In this instance the Commissioners Court evidently considered that Dibrell's statement was tantamount to an objection; and if such is the *336 case, and the document is sufficient to constitute an objection, then the provision of the statute as quoted, which is relied upon by the appellants, authorized the Commissioners Court to exercise some discretion in passing upon the question as to whether they will or will not establish the road as reported by the jury of view. The Commissioners Court in passing upon this question evidently considered that there was an objection before them, and the averments of the petition do not establish the fact that they abused their discretion in passing upon this question.

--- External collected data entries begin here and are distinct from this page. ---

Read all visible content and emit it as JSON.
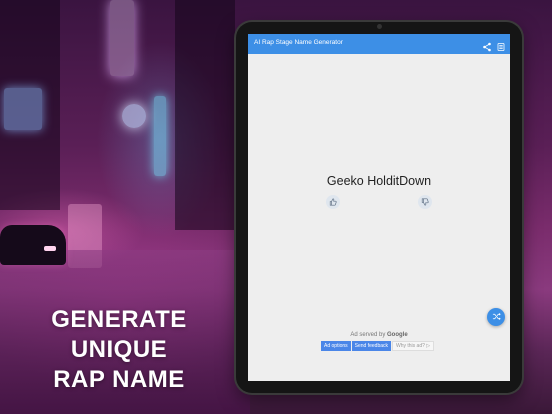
{
  "marketing": {
    "headline_line1": "GENERATE UNIQUE",
    "headline_line2": "RAP NAME"
  },
  "app": {
    "title": "AI Rap Stage Name Generator",
    "accent_color": "#3d8fe6",
    "toolbar_icons": [
      "share-icon",
      "menu-icon"
    ]
  },
  "main": {
    "generated_name": "Geeko HolditDown",
    "like_icon": "thumbs-up-icon",
    "dislike_icon": "thumbs-down-icon",
    "fab_icon": "shuffle-icon"
  },
  "ad": {
    "served_by_prefix": "Ad served by",
    "served_by_brand": "Google",
    "ad_options_label": "Ad options",
    "send_feedback_label": "Send feedback",
    "why_this_ad_label": "Why this ad? ▷"
  }
}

Furthermore, independent of the view expressed, we are clearly of the opinion that the other provisions of the statute bearing upon the question of the authority of the Commissioners Court to open and establish roads are not arbitrary, but give to the court some latitude and discretion in determining the necessity of a road, and whether it should be established. Huggins v. Hurt, 23 Texas Civ. App. 405[23 Tex. Civ. App. 405]; Allen v. Parker County, 23 Texas Civ. App. 536[23 Tex. Civ. App. 536]. In both of these cases a writ of error was refused. In the first case, after quoting provisions of the statute, the court says: "The inference therefore, is that the Legislature intended that the action of the Commissioners Court as to the necessity of a road, its proper location, the form of the petition, the qualification of its signers and all other issues, save that relating to the damages, should be conclusive." In the last case cited this doctrine is practically reaffirmed, and the case of Cummings v. Kandall County, 7 Texas Civ. App. 165[7 Tex. Civ. App. 165], relied upon by appellants, is, in effect, disapproved. Of course it is conceded that if such discretion existed, it could not be controlled by mandamus.

We find no error in the judgment, and it is affirmed.